自分自身で考え、行動する自発的な思考力を、アートを通して身につけます。
<抹茶茶碗づくり>
図画工作の教科内で陶芸授業を行い、6年間通して様々な作品を制作します。3年生では、おもてなしの造形として抹茶茶碗づくりに取り組みます。お母さんやお父さんなど大切な家族に贈る抹茶茶碗からは、子どもたちの思いやりと創意工夫が感じられます。
<文化フェスティバル/合唱コンクール>
文化フェスティバルでは、いろいろな教科での探究的な学びを生かした発表をします。特に高学年では、ひみつの色の教室(季節ごとの草木染)の学習や日本舞踊、お箏の演奏を通して「日本の四季」を表現したり、世界各国について調べ、その国の楽器や伝統的な音楽に挑戦しながら世界を巡る舞台発表を行っています。
<本物に触れる学び>
本校では琴や狂言、日本舞踊など日本の和の伝統に触れる機会を多く用意しています。古くから伝わる表現方法とその魅力を感じ、伝統の深さと意味を考えます。本物に触れる経験を持つことで、子どもたちは日本の文化を知り、海外の文化や伝統への興味を自然と広げていきます。
4.高い倫理観と自立心を養う教育
他の国の異なる文化を持った人だけでなく、身近にいる一人ひとりも決して同じ人ではありません。自分と異なる価値観や背景を持った人と思いを交わし、支え合いながら共により良い未来を築いていく力。それが本校の考える「高い倫理観と自立心」です。1年生から6年生までの異年齢での集団による学校生活と、本校の抱える伝統と歴史から導く理念に触れながら子どもたちの豊かな成長を支えています。
<立命科>
「道徳」の内容を含む授業を、本校では「立命科」として創立時から実施しています。立命館の創立者をはじめとした先人たちの思いや業績を教え、そこから感じ取ったことを子どもたち自身の言葉で整理します。道具を使ったりストーリーを作ったりと、実践的な内容も組み込むことで子どもたちへの定着を目指しています。
<ハウス活動>
1年生から6年生までの一人ずつ集まって「ハウス」を構成し、普段の清掃活動をはじめ、遠足やスポーツフェスティバルなどの行事をハウスで取り組むことで、支え合う協調性と自ら行動する自立心を養います。入学して自分のことで精一杯な1年生も異年齢での学び合いを通して、卒業する頃には周りを思いやり行動する姿を見せます。
<立志式>
本校では1年生から4年生を基礎・基本を固める「1stステージ」、5年生から中学2年生までを夢を実現する力をつける「2ndステージ」と捉えています。立志式では1stステージを終え2ndステージに上がる4年生が、保護者や教員、1つ下の3年生に向けて、自らの志と夢を堂々と発表します。
<社会見学・宿泊体験学習>
ホンモノから学ぶことを大切に、1・2年生では徒歩で行ける鴨川や植物園での自然体験を大切にしています。3・4年生では地域や京都について学ぶ社会見学を数多く行っています。宿泊体験学習は高学年から実施しており、広島での平和学習など、普段の教科学習を生かし、より深い学びにつながる取り組みを行っています。
【訪問を終えて】
立命館小学校は開校から15年となりますが、普通教室をはじめ、理科室、図画工作室、音楽室、家庭科室などの特別教室はいずれも、独自の教育カリキュラムに連動したさまざまな機能を備えています。そのほか、「陶芸の部屋」「ロボットの部屋」「博士の部屋」「コミュニケーションルーム」「伝統文化室」「メディアセンター」「アクトシアター」などの充実した設備は本校の魅力の1つでしょう。

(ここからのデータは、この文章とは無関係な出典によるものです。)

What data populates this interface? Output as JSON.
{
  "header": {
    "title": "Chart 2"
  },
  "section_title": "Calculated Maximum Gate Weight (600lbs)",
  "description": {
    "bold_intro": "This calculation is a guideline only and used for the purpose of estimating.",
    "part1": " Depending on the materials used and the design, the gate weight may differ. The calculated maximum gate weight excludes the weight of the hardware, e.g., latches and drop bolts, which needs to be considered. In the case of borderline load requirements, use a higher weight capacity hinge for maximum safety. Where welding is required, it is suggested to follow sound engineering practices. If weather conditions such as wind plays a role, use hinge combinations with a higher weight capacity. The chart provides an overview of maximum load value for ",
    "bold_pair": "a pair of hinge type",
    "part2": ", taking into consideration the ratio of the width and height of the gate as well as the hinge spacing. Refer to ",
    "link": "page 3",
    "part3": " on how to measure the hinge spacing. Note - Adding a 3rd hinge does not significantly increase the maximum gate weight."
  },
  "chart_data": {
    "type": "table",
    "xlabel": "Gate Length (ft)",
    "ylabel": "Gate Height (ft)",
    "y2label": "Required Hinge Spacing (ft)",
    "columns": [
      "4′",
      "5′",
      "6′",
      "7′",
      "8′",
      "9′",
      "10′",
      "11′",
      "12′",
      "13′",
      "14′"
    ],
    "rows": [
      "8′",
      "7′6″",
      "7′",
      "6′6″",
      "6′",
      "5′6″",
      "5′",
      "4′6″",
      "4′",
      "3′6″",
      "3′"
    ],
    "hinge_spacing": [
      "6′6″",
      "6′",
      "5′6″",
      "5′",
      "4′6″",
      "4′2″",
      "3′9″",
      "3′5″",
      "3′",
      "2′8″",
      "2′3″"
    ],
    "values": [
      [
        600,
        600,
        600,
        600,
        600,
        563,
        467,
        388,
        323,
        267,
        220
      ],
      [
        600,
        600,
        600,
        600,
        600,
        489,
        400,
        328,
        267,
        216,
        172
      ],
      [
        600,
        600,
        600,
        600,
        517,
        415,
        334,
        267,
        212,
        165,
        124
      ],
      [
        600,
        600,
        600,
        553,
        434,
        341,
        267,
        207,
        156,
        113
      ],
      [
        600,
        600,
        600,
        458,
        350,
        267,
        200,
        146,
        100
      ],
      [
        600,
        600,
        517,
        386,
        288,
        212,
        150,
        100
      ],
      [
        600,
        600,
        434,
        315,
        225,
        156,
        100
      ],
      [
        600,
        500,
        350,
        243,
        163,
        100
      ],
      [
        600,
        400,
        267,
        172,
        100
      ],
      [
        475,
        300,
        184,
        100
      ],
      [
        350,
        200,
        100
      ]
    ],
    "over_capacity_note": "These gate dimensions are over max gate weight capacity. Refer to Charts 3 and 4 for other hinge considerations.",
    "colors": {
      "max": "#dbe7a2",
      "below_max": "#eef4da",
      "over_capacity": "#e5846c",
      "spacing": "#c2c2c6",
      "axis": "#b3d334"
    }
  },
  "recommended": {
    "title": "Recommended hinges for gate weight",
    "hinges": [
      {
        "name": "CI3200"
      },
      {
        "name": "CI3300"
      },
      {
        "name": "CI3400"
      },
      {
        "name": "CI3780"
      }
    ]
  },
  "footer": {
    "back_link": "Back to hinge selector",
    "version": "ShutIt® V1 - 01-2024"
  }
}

また立命館学園グループの強みを活かし、小学校の学びの中に、中学生や留学生、大学の教授などからサポート受けられることで、より専門的な学びができることも大きな魅力でしょう。
【ピグマリオンとの関連性】
立命館小学校の「自ら学び、自ら鍛え、自らを超えて成長する力」は、ピグマリオンの思考力教育と関連性があります。
ですから、入学後も安心して、ピグマリオンで育てた思考、創造する力で、「自ら学び、自ら鍛え、自らを超えて成長する力」を育ててください。